For weeks, Los Angeles City Controller Laura Chick has promised that her plan to audit the Los Angeles Unified School District will not distract her from her other duties at City Hall.

The same could not be said, however, of Los Angeles City Council members, who were so focused on promoting Chick's audit -- and appearing with Mayor Antonio Villaraigosa at a signing ceremony for Chick's proposal -- that they left the public to address 12 empty seats during Tuesday's council meeting.

Only three of the council's 15 members were still in the room when a group from Laurel Canyon made their way to the podium to describe their fears of a major hillside collapse caused by development and excavation.

"We're not being heard by anyone," said retiree Don Garrison, moments after he spoke at the podium. "We're making our comments to a bunch of empty seats."

The council's indifferent response to the public has been a hot-button issue for years among neighborhood activist community volunteers. Earlier this year, an appellate court judge forced council members to hold a new hearing on a zoning issue because too many of them had been caught on videotape getting out of their chairs, talking on the telephone or chatting with aides before a vote.

Under the public meeting law known as the Ralph M. Brown Act, the council cannot meet unless it has a quorum -- which in Los Angeles is 10 out of 15 members.

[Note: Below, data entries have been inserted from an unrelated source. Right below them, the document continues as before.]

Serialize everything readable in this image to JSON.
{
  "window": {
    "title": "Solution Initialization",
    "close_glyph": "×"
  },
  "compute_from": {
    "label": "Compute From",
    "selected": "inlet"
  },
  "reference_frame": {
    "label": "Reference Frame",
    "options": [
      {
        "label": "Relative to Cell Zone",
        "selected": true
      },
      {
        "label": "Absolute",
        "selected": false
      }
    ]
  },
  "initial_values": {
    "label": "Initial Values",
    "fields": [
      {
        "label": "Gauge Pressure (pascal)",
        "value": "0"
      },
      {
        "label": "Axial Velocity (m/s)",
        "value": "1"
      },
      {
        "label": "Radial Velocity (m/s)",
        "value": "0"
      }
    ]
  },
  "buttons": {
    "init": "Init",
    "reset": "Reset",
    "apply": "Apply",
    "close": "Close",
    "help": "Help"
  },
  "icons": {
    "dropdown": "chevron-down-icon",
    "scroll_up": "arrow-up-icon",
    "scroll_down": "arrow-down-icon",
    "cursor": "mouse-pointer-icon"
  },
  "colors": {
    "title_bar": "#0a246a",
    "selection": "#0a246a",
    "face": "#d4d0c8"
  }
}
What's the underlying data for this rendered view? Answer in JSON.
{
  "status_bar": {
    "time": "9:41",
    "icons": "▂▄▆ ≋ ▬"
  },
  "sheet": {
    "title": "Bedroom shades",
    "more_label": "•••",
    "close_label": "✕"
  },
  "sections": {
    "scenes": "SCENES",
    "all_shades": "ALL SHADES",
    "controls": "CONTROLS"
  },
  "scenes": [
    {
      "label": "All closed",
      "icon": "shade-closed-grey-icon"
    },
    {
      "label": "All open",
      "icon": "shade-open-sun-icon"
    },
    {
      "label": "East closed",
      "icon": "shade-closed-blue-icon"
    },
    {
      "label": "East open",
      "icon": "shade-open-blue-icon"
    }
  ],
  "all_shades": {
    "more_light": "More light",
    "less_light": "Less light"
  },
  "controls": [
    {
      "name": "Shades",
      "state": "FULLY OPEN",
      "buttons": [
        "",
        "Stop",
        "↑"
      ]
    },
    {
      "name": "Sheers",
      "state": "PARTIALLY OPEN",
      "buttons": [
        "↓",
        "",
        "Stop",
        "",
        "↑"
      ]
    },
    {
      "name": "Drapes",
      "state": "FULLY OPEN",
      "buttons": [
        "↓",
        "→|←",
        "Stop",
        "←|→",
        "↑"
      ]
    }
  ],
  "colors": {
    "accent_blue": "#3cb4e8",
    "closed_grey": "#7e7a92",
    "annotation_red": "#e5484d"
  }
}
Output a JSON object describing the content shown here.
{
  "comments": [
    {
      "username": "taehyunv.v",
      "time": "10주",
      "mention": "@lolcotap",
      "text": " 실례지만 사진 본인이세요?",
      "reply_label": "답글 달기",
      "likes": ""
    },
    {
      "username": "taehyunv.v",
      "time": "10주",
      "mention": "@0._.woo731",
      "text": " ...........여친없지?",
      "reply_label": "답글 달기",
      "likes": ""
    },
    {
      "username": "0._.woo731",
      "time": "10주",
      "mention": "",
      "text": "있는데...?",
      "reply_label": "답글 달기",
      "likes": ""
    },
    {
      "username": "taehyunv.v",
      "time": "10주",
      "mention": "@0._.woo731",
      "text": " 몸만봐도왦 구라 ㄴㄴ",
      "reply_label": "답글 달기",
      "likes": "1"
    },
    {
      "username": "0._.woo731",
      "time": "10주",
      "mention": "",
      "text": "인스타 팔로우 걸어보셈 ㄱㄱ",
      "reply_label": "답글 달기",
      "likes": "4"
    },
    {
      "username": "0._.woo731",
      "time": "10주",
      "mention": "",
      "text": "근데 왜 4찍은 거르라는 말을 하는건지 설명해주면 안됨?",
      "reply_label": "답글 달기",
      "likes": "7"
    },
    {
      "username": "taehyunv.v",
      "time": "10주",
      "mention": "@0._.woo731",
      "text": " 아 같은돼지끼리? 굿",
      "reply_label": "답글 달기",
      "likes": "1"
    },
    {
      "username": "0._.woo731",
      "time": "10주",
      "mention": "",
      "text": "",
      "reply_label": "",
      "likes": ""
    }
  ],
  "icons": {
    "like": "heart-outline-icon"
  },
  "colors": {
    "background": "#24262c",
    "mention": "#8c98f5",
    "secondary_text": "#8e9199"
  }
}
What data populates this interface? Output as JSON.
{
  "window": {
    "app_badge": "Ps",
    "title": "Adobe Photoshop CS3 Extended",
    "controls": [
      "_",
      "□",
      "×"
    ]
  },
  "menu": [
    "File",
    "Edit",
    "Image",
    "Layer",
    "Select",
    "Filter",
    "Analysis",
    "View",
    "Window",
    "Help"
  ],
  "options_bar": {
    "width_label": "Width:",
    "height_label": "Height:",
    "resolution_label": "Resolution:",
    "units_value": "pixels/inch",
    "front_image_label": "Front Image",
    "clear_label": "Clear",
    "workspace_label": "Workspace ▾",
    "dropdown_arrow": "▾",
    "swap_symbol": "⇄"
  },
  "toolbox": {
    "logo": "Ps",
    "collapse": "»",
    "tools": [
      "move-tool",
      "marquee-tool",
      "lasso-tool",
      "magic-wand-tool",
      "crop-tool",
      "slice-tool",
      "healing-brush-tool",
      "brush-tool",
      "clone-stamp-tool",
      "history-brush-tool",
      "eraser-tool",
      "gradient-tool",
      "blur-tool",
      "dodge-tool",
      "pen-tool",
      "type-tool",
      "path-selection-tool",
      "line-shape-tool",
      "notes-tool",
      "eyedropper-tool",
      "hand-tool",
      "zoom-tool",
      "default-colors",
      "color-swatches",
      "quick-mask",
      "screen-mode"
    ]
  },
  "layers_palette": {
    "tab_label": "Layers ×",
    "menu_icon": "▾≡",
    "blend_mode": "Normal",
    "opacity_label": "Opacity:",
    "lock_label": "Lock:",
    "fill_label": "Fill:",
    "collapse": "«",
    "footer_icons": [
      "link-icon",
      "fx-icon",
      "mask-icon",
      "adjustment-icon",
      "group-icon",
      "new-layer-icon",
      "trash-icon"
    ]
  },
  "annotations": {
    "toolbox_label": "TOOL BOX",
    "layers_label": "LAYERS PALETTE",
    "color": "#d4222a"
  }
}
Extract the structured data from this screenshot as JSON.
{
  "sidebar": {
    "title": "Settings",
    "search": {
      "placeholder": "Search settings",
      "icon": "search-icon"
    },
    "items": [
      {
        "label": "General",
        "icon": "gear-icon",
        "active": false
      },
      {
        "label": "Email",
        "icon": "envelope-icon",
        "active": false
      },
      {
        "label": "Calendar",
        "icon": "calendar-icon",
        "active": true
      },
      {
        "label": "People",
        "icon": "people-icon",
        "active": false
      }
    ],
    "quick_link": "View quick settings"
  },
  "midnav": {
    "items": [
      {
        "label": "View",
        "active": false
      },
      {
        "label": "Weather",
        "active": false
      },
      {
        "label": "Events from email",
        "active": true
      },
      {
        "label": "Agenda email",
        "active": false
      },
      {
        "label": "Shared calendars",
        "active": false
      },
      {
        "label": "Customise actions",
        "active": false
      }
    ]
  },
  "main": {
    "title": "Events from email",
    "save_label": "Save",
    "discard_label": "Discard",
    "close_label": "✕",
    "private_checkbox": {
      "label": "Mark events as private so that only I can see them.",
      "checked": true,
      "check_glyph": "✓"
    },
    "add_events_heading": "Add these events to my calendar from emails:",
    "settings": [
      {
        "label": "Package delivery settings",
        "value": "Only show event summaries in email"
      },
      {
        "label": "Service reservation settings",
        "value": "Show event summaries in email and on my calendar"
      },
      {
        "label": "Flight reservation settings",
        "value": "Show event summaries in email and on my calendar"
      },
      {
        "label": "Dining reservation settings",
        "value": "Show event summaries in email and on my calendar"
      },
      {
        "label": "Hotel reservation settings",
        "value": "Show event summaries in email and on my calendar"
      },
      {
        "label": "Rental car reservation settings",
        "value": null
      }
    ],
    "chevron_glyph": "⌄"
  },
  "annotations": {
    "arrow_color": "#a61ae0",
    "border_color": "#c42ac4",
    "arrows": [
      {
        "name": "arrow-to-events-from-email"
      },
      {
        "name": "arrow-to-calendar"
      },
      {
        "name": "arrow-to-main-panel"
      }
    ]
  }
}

However, council members are considered present at a meeting even if they are in the nearby hallway, restroom or press conference room.

Garrison and nearly two dozen of his neighbors waited four hours for the chance to speak on a residential development project planned for their neighborhood, which is expected to result in the removal of 200,000 cubic feet of dirt.

While he praised Councilman Tom LaBonge for finding a representative of the Building and Safety Department and listening to the group's testimony, Laurel Canyon Association board member Jim Nelson said nearly everyone else behaved in a manner that was humiliating and embarrassing.

"It didn't feel good at all," he said.

Councilwoman Wendy Greuel, who spent the most time out of her seat during the Villaraigosa press conference, said she thought that council members were going to come in and out of the signing ceremony so that they would be able to follow the meeting.

"I apologize to those individuals," she said. "We tried to peek in and hear part of it as it was ongoing."

Even when a Building and Safety Department official discussed the issues raised by the group, the council had only eight members in the room -- shy of the legally required 10-member quorum. The council approved the hillside dirt-hauling route on a 13-0 vote.


Councilwoman Janice Hahn described the council's handling of the matter as wrong, saying either the press conference should have been delayed or the council should have held a 10-minute recess so that no one would have been ignored.

"We were very disrespectful to the public," she said.

Garrison agreed, saying the experience "left a bitter taste."

"We sat there and listened through four hours of the other business," he said. "And when it came time for us to be heard, they went into the other room for a photo op."